Additional Resources

Your supermarket company has a consumer that consumes messages that are created when customers sign up for a membership program. This consumer simply logs the messages and their metadata to the console.

The company is reviewing the codebase for compliance with good practices, and this consumer has no unit tests. Your task is to write some unit tests for the consumer.

There is a project in GitHub that contains the code. Clone this project to the Dev server. The consumer class is located at src/main/java/com/linuxacademy/ccdak/consumer/MemberSignupsConsumer.java. You can find a test class at src/test/java/com/linuxacademy/ccdak/consumer/MemberSignupsConsumerTest.java. Edit the test class and implement your unit tests there. There are already test methods and some test fixtures set up in the class.

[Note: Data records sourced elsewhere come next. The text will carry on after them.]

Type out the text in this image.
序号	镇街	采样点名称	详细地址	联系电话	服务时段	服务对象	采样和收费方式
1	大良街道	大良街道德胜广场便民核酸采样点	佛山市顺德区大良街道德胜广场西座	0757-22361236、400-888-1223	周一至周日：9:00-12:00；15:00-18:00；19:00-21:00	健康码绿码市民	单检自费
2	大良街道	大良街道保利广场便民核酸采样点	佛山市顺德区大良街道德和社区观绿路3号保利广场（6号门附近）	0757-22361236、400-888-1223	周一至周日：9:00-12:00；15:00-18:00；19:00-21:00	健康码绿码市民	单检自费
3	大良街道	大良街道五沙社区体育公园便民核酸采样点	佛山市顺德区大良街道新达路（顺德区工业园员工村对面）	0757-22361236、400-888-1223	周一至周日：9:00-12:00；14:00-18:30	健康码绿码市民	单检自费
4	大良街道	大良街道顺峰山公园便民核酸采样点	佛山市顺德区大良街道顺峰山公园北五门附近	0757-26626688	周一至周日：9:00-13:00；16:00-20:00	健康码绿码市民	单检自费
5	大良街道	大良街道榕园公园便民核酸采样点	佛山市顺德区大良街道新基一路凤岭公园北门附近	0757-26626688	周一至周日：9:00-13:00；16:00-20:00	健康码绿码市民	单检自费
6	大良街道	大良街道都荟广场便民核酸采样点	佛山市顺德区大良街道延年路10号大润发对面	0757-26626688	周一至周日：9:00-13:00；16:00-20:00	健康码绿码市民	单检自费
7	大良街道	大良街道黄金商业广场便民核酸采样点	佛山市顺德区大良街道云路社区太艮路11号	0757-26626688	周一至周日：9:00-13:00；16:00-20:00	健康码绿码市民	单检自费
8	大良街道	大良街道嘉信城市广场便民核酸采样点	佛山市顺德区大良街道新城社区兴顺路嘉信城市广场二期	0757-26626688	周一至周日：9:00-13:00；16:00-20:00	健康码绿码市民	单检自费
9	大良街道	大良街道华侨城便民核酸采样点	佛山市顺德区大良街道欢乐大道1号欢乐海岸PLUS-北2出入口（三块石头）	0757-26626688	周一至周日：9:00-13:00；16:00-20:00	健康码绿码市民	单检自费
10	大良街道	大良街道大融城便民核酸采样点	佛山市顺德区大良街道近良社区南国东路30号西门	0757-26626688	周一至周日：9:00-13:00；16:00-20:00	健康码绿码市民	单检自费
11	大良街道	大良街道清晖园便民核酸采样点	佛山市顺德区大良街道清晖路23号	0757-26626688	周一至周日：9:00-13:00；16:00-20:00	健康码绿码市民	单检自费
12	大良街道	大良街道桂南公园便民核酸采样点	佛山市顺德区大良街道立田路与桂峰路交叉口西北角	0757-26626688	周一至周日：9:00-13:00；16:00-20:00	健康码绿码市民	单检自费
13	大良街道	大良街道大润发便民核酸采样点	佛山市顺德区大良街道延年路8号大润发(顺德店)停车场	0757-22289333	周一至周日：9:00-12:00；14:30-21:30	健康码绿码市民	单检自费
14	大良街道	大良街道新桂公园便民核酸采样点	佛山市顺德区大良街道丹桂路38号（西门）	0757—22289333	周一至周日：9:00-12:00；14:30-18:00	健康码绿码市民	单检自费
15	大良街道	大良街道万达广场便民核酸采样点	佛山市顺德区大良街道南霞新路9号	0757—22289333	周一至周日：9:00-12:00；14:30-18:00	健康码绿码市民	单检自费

Note the test class contains a test fixture called systemOutContent. You can use this to access data written to System.out during the test like so:

systemOutContent.toString()

Here are some notes on the tests that need to be created:

  • testHandleRecords_output — This test should simply verify the output. Call the handleRecords and pass in a record. Test that the data is written to System.out in the expected format.
  • testHandleRecords_none — Test that handleRecords works as expected when the collection of records is empty.
  • testHandleRecords_multiple — Test that handleRecords works as expected when the collection of records contains more than one record.

If you get stuck, feel free to check out the solution video or the detailed instructions under each objective. Good luck!